If I had a bunch of spare parts lying around, I'd swap that module out just for the hell of it, praying it didn't have to be 'paired' to the rest of the car's modules.

Any idea as to what was going on when the fuse had blown (probably the instant the HUD reported its alerts)?
Had you ever done, or were you doing, any electrical work/mods to the car.
Were you driving when all of this occurred or was it more like you went out to start the car and found it wouldn't move as normal?
Did this problem simply appear one day, or was there some other odd behavior, or signs, leading up to the current situation?
Just for yucks, have you tried disabling the traction stability control w/ the button on the dash and then giving it a go?
 #49656  by WackyJacky
 Wed Jul 10, 2019 5:17 pm
OK Ron Suzuki. My apologies for not including more of a history for this issue. I bought this car for my son's Mom so I don't usually ever drive the car. We did have a similar issue with this month's ago but I found a thread on here that led me in the correct direction. Had to deal with hill hold etc and the car would go into safe accelator mode(no pedal but run) after you depresed the pedal past a certain point. Accessory fuse 8 fixed that problem and I told her not to use the DC charger anymore. I realized there maybe a short somewhere that caused this. But the car seemed to return to normal. There are no more suzuki dealers in our area to have gone to verify this with.

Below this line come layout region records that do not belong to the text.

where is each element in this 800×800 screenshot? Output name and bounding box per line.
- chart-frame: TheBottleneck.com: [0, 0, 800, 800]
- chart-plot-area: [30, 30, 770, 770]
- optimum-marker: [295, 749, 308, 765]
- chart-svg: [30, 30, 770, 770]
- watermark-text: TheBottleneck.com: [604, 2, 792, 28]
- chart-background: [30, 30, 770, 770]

Jump to the current incident. She says she was starting the car and when she prepared to leave, the hillhold light and check engine appeared. The car ran but no response from gas pedal... When they did get the car to a repair station, the mechanic said the code p2111 came up which is a generic code for throttle valve stuck. He recommended cleaning the body or replacing...says it happens all the time.
So when I got the car after this, I checked all the fuses and saw only the esp module 10amp blown under the dash. All the other larger esp circuits in the engine bay are good. The blown fuse was replaced and is still good.
I did clean the throttle body valve as it was caked in buildup.
I m having her try disabling the stability control.
The car has no mods on it under the hood. The battery is relatively new.
I'm holding off buying anything for this car until I know definitely it will solve the problem.
After resetting the ECM and disconnecting the battery for more than an hour..... The car gives me ALL the same error messages before I even crank the engine over? Was the computer really reset? Or is it cycling thru all the systems and finding faults before the engine is running? Such as an incorrect throttle valve position or an error in the stability suspension, hillhold etc.
Thanks for your help by the way.
 #49660  by bdleonard
 Wed Jul 10, 2019 6:41 pm
Assuming that you used a scan tool to reset the codes, had the battery disconnected for some time, and the code came back. It would seem to indicate that the TPS (or the stepper motor for the throttle) has indeed failed, unless you can find an issue with the connector or wiring. If you didn't have the codes cleared after your cleaning attempt, I would certainly do that before proceeding. Given the blown fuse and other issued you mentioned, I would also give the wiring harness a close look. Were/are there any aftermarket electronics installed in the car (stereo, remote start, immobilizer, etc)?

As I understand it if the TPS has failed you would need to replace the entire throttle body. This is definitely not a common failure, so I would say used is just fine. You would just need to use the "re-learn" procedure I described previously. It appears used Kizashi throttle bodies can be easily found on eBay for $50-60.